A little more than two years ago, Melissa Centifonti was looking to purchase a house.
The newly minted realtor made a decent living but still worried about expenses and climbing the final hills before home ownership. She wanted a nice home in affordable Levittown that also wasn’t far from her family in Fairless Hills.
While talking to a mortgage specialist, she was refereed to the Bucks County First Time Homebuyer Program, which offers no-interest deferred loans of up to $10,000 for closing costs and/or down payment assistance for eligible home buyers.
Shortly after, she purchased a home for her and her son. The Bucks County First Time Homebuyer Program loan gave her some wiggle room for an emergency fund as she made the big investment.
On Tuesday at the Bucks County Administration Building in Doylestown Borough, Centifonti was with area officials as they announced a $1.6 million expansion of the program that has already helped 720 households since 1994. The funds will be invested in the program over a five-year period.
The program, which is supported by the Bucks County Department of Housing Services and the Bucks County Housing Authority, has been funded through the Bucks County Housing Trust Fund, which draws from a portion of county real estate fees. Since 1994, the program has made an investment of about $4.5 million.

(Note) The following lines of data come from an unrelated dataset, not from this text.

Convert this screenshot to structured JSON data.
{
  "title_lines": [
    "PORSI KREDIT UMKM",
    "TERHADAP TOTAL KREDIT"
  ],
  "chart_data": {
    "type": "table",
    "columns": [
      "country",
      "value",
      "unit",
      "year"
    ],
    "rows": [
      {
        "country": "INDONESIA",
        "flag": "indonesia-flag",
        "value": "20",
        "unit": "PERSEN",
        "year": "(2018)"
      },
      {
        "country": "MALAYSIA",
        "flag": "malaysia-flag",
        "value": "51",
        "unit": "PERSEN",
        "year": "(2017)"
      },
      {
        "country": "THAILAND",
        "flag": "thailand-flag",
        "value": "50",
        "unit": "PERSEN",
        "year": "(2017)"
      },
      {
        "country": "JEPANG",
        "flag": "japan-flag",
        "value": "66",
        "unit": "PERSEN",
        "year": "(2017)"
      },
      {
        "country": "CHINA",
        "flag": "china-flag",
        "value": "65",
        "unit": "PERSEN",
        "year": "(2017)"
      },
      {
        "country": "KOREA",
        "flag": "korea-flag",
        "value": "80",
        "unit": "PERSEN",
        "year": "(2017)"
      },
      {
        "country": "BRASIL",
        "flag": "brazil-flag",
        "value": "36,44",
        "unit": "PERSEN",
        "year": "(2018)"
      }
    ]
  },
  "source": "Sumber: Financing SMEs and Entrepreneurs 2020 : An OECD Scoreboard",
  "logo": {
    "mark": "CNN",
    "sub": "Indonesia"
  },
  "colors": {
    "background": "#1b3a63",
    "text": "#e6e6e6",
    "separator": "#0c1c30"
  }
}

Jeffrey Fields, director of the Bucks County Department of Housing Services, said the program has money returned when residents refinance or sell their home and have to pay the no-interest loan back.
The maximum loan is $10,000, but the average amount doled out is $6,000, Fields said.
The new influx on funds comes from the Bucks County Housing Authority, which operates affordable housing properties across the county and also serves as the local administrator of the federal Section 8 program. Bucks County Commissioners Chairperson Robert Loughery said the Housing Authority has seen stable revenues and directed the funds to related programs and growing their savings.
The Bucks County First Time Homebuyer Program is open to households earning less than 80 percent of county median household income. The program requires counseling on the home ownership process, budgeting, and mortgage terms. The program is open to Bucks County residents, people who work in Bucks County and want to live here, and those in the military.
Sherry Pace, who works with applicants through the Bucks County Housing Group, said anyone interested has to take part in an online webinar first to make sure they are qualified.
For Centifonti, that webinar helped her realize she was eligible for the program.
“I kept looking and I checked every box,” she said. “This is a program for the middle class and I think it’s a wonderful asset for the community. “
Centifonti, who lives in Middletown’s Levittown section, realized during Tuesday’s event that she lives in the same neighborhood as Bucks County Commissioner Diane Ellis-Marseglia.
Ellis-Marseglia heralded the program and pointed to the importance of affordable housing.
The program is part of economic development that aims to keep the workforce in the county, Loughery said.